November 14 Friday – Boston papers reviewed the performance of the previous evening—The Transcript, the Globe, the Journal, and the Post. The Globe compared Cable to Dickens and praised Twain for his struggle with the German language, his trying conversation with the young lady in the hotel dining room at Lucerne, and his ghost story. On balance, all reviews were positive, although the Post called Cable “amateurish in his manner,” but praised him for his singing of Creole songs [Cardwell 18]. Cable wrote home:
We had a great time last night. Twenty-two hundred people applauding, laughing & encoring, In Music Hall. This morning Clemens & I go out to make a call or two. Tonight we read in Brockton. Tomorrow afternoon & night in Chickering Hall.
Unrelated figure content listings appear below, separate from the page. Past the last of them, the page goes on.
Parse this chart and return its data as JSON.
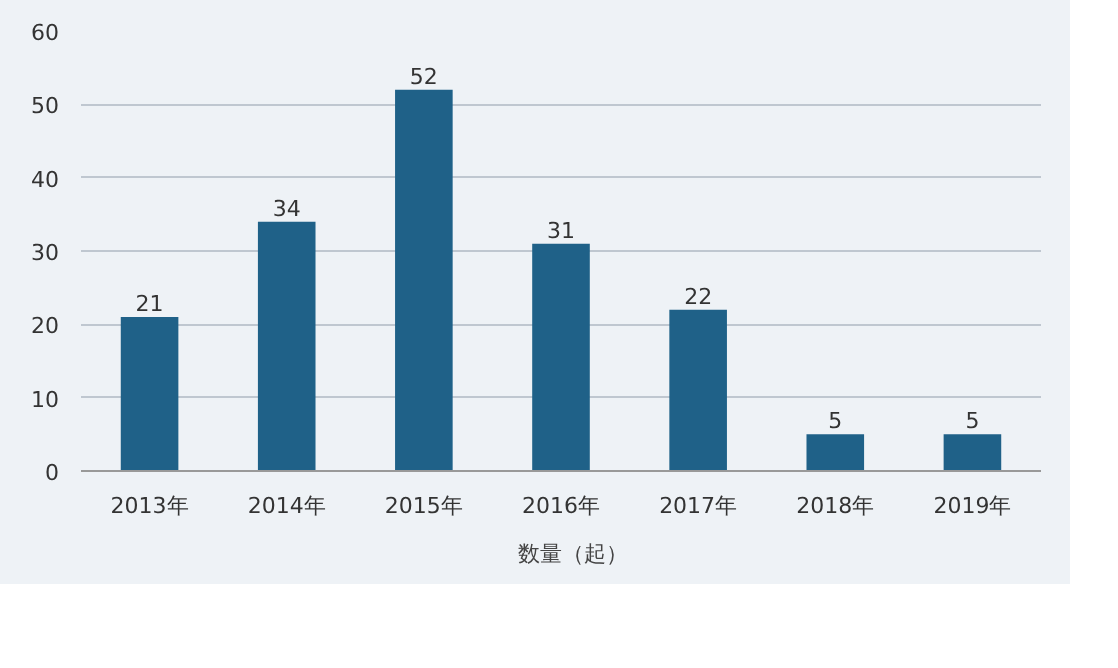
{
  "chart_data": {
    "type": "bar",
    "categories": [
      "2013年",
      "2014年",
      "2015年",
      "2016年",
      "2017年",
      "2018年",
      "2019年"
    ],
    "series": [
      {
        "name": "数量（起）",
        "color": "#1f6188",
        "values": [
          21,
          34,
          52,
          31,
          22,
          5,
          5
        ]
      }
    ],
    "ylim": [
      0,
      60
    ],
    "yticks": [
      0,
      10,
      20,
      30,
      40,
      50,
      60
    ],
    "grid": "y",
    "legend": "bottom",
    "data_labels": true
  }
}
Our show is a great success.
It isn’t easy to write as Mark Twain is singing “We shall walk through the Valley” [Turner, MT & GWC 59.]
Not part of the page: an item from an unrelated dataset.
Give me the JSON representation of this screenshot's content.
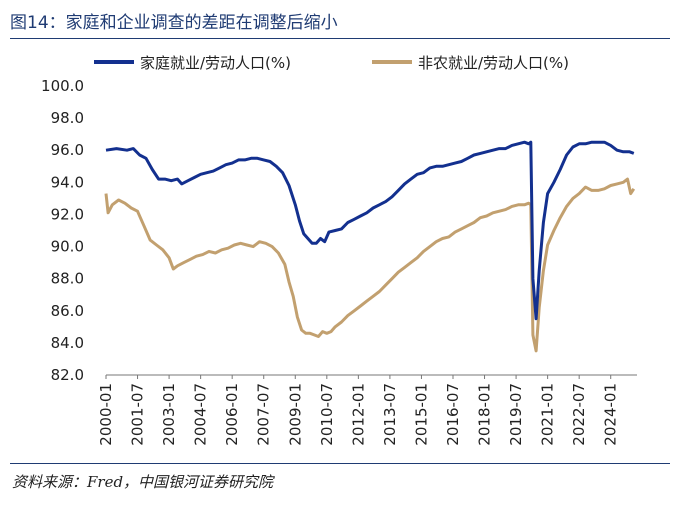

Turner writes of “slack attendance” at the evening reading in Brockton, Mass. and also of the following afternoon in Boston [59]. The Boston Journal ran an account of Sam’s comic remarks to reporters as a way of generating free publicity [Budd, “Interviews” 3].
In Boston, Howells wrote to Sam:
Three of us went to hear you read last night and I think I never enjoyed you more. You were as much yourself before those thousands as if you stood by my chimney-corner grinding away to the household your absence bereaves here. You are a great artist, and you do this public thing so wonderfully well that I don’t see how you could ever bear to give it up. I thought the bits from Huck Finn told the best—at least I enjoyed them the most. That is a mighty good book, and I should like to hear you read it all [MTHL 2: 513].